The third protagonist is Sylvie. She is the wife of the Reverend Tanner and together they run orphanage where Hector and June wind up. Sylvie has enough terrors and darkness of her own without the lurking shadows of the war in Korea. The only child of missionaries, her family was caught in Manchuria during the conflict between the Japanese and the Chinese and her very existence cost others their lives.

These three intricately crafted characters are a trio of the ravished. When their paths entwine, the meetings do not remedy the damage of their pasts. Lee lays out his story in swatches and it is with eagerness, but bated breath, that the reader awaits the union of the pieces.

Lee’s descriptions are not vociferously brutal, but the circumstances he describes make your heart pound. The stories are factual and soul splitting. Need is central to these characters’ experiences and the needs of the body are particularly felt. The corporeal desires range from food, to release, to sex. Not one of Lee’s characters is whole and the manners in which they attempt to satiate their need are hardly healing.

Lee treats the mundane details of his story with the same weight as the injustices of war, never putting one above the other in the hierarchy of pain. But the difference is obvious and the author's ability not to stress the point intensifies the poignancy of the discrepancies.

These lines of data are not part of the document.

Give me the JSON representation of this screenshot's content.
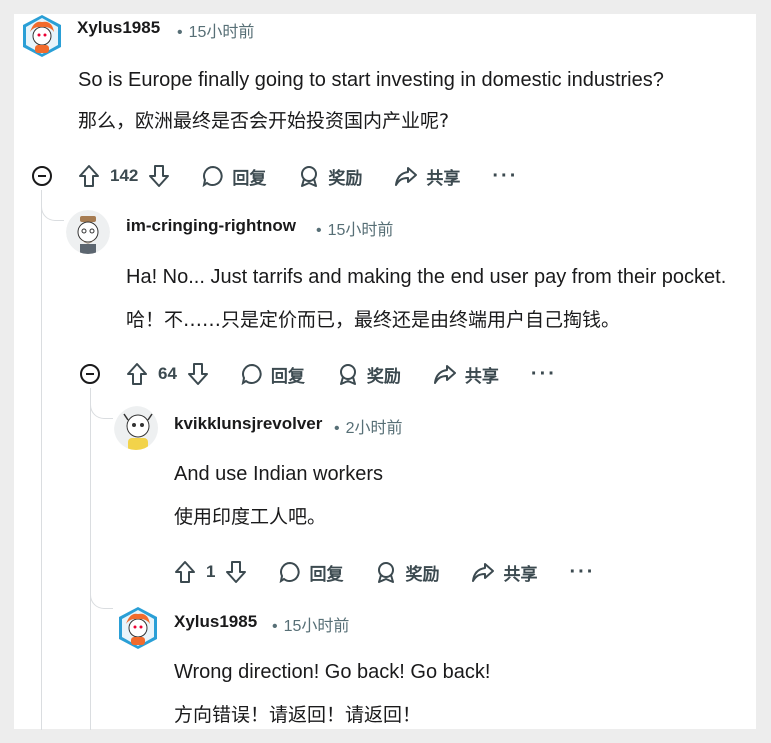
{
  "comments": [
    {
      "username": "Xylus1985",
      "time": "15小时前",
      "text_en": "So is Europe finally going to start investing in domestic industries?",
      "text_zh": "那么，欧洲最终是否会开始投资国内产业呢?",
      "votes": "142",
      "reply": "回复",
      "award": "奖励",
      "share": "共享"
    },
    {
      "username": "im-cringing-rightnow",
      "time": "15小时前",
      "text_en": "Ha! No... Just tarrifs and making the end user pay from their pocket.",
      "text_zh": "哈！不……只是定价而已，最终还是由终端用户自己掏钱。",
      "votes": "64",
      "reply": "回复",
      "award": "奖励",
      "share": "共享"
    },
    {
      "username": "kvikklunsjrevolver",
      "time": "2小时前",
      "text_en": "And use Indian workers",
      "text_zh": "使用印度工人吧。",
      "votes": "1",
      "reply": "回复",
      "award": "奖励",
      "share": "共享"
    },
    {
      "username": "Xylus1985",
      "time": "15小时前",
      "text_en": "Wrong direction! Go back! Go back!",
      "text_zh": "方向错误！请返回！请返回！"
    }
  ],
  "dot": "•",
  "more": "···",
  "colors": {
    "text": "#1a1a1b",
    "meta": "#576f76",
    "action": "#3c4a50",
    "thread": "#dadde0"
  }
}
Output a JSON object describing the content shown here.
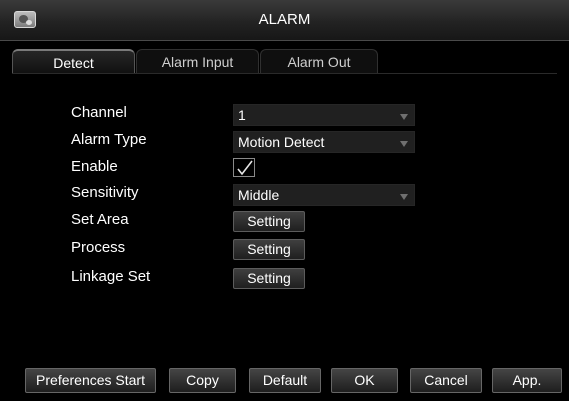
{
  "window": {
    "title": "ALARM",
    "icon": "camera-icon"
  },
  "tabs": [
    {
      "label": "Detect",
      "active": true
    },
    {
      "label": "Alarm Input",
      "active": false
    },
    {
      "label": "Alarm Out",
      "active": false
    }
  ],
  "form": {
    "channel": {
      "label": "Channel",
      "value": "1"
    },
    "alarm_type": {
      "label": "Alarm Type",
      "value": "Motion Detect"
    },
    "enable": {
      "label": "Enable",
      "checked": true
    },
    "sensitivity": {
      "label": "Sensitivity",
      "value": "Middle"
    },
    "set_area": {
      "label": "Set Area",
      "button": "Setting"
    },
    "process": {
      "label": "Process",
      "button": "Setting"
    },
    "linkage_set": {
      "label": "Linkage Set",
      "button": "Setting"
    }
  },
  "footer": {
    "preferences_start": "Preferences Start",
    "copy": "Copy",
    "default": "Default",
    "ok": "OK",
    "cancel": "Cancel",
    "apply": "App."
  }
}
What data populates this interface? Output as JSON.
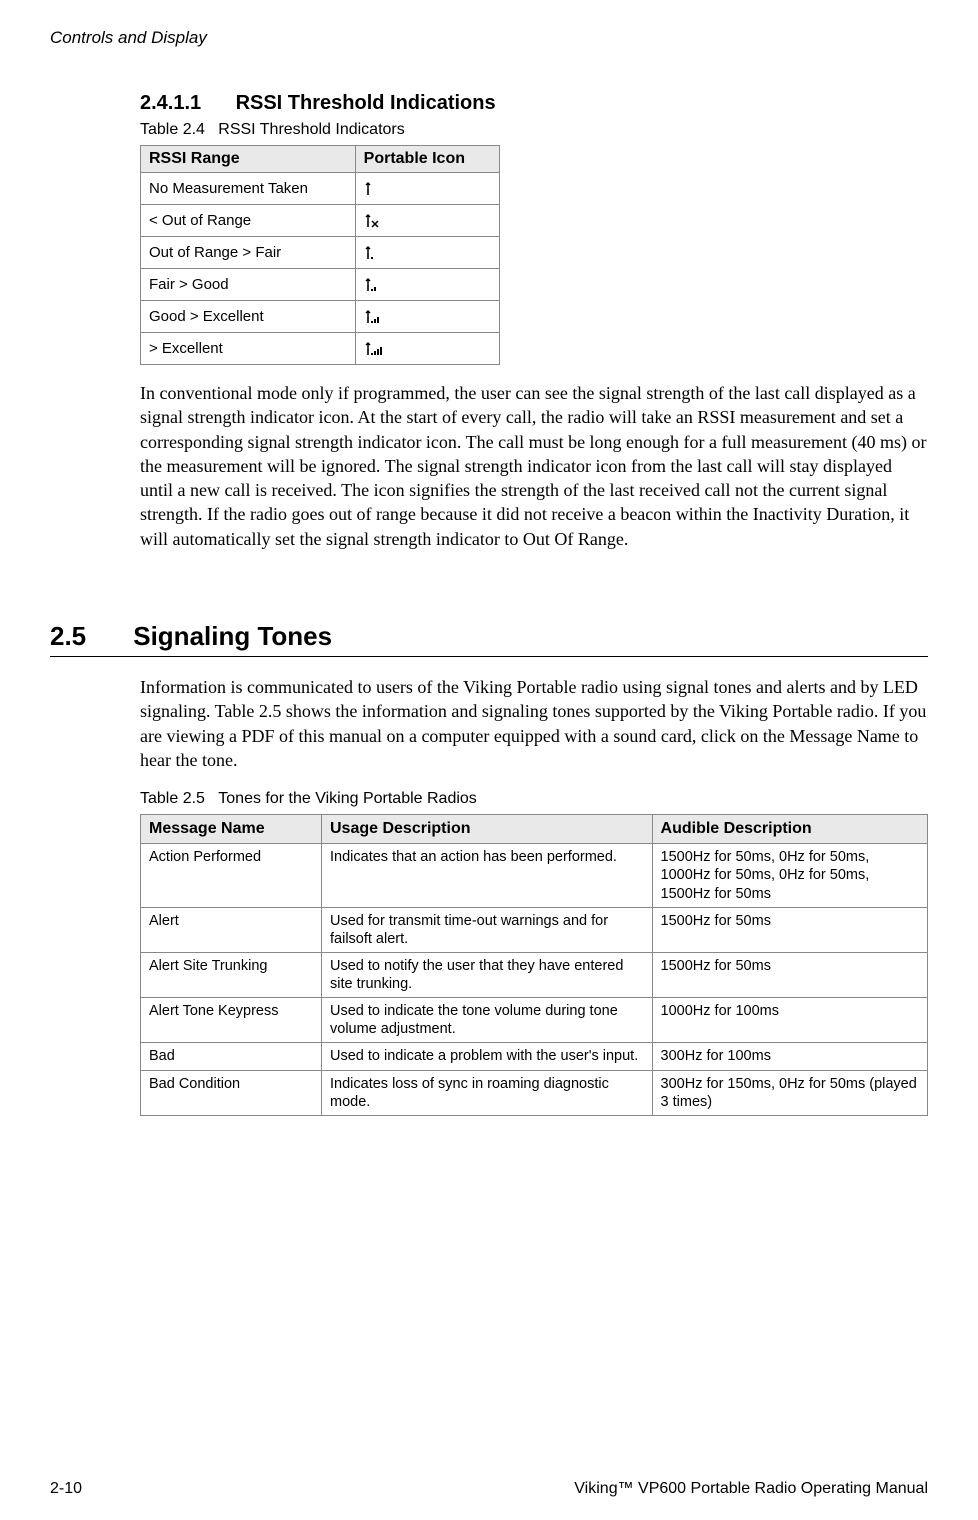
{
  "header": {
    "section_title": "Controls and Display"
  },
  "subsection": {
    "number": "2.4.1.1",
    "title": "RSSI Threshold Indications",
    "table_caption_label": "Table 2.4",
    "table_caption_text": "RSSI Threshold Indicators",
    "table_headers": {
      "col1": "RSSI Range",
      "col2": "Portable Icon"
    },
    "rows": [
      {
        "range": "No Measurement Taken",
        "icon": "none"
      },
      {
        "range": "< Out of Range",
        "icon": "x"
      },
      {
        "range": "Out of Range > Fair",
        "icon": "b1"
      },
      {
        "range": "Fair > Good",
        "icon": "b2"
      },
      {
        "range": "Good > Excellent",
        "icon": "b3"
      },
      {
        "range": "> Excellent",
        "icon": "b4"
      }
    ],
    "paragraph": "In conventional mode only if programmed, the user can see the signal strength of the last call displayed as a signal strength indicator icon. At the start of every call, the radio will take an RSSI measurement and set a corresponding signal strength indicator icon. The call must be long enough for a full measurement (40 ms) or the measurement will be ignored. The signal strength indicator icon from the last call will stay displayed until a new call is received. The icon signifies the strength of the last received call not the current signal strength. If the radio goes out of range because it did not receive a beacon within the Inactivity Duration, it will automatically set the signal strength indicator to Out Of Range."
  },
  "section25": {
    "number": "2.5",
    "title": "Signaling Tones",
    "paragraph": "Information is communicated to users of the Viking Portable radio using signal tones and alerts and by LED signaling. Table 2.5 shows the information and signaling tones supported by the Viking Portable radio. If you are viewing a PDF of this manual on a computer equipped with a sound card, click on the Message Name to hear the tone.",
    "table_caption_label": "Table 2.5",
    "table_caption_text": "Tones for the Viking Portable Radios",
    "table_headers": {
      "col1": "Message Name",
      "col2": "Usage Description",
      "col3": "Audible Description"
    },
    "rows": [
      {
        "name": "Action Performed",
        "usage": "Indicates that an action has been performed.",
        "audible": "1500Hz for 50ms, 0Hz for 50ms, 1000Hz for 50ms, 0Hz for 50ms, 1500Hz for 50ms"
      },
      {
        "name": "Alert",
        "usage": "Used for transmit time-out warnings and for failsoft alert.",
        "audible": "1500Hz for 50ms"
      },
      {
        "name": "Alert Site Trunking",
        "usage": "Used to notify the user that they have entered site trunking.",
        "audible": "1500Hz for 50ms"
      },
      {
        "name": "Alert Tone Keypress",
        "usage": "Used to indicate the tone volume during tone volume adjustment.",
        "audible": "1000Hz for 100ms"
      },
      {
        "name": "Bad",
        "usage": "Used to indicate a problem with the user's input.",
        "audible": "300Hz for 100ms"
      },
      {
        "name": "Bad Condition",
        "usage": "Indicates loss of sync in roaming diagnostic mode.",
        "audible": "300Hz for 150ms, 0Hz for 50ms (played 3 times)"
      }
    ]
  },
  "footer": {
    "page_number": "2-10",
    "book_title": "Viking™ VP600 Portable Radio Operating Manual"
  }
}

The hand of the author is not invisible in this novel. Sometimes his language ranges obtusely outside the colloquial usage, and at other moments his odd choices are a delicious stamp of authorship. The moments when Lee emerges from the text suggests a certain discomfort with the comforts he so briefly allows his characters. Life is ruthless with them; their suffering does not make them heroes, nor does it make them exempt from further pain.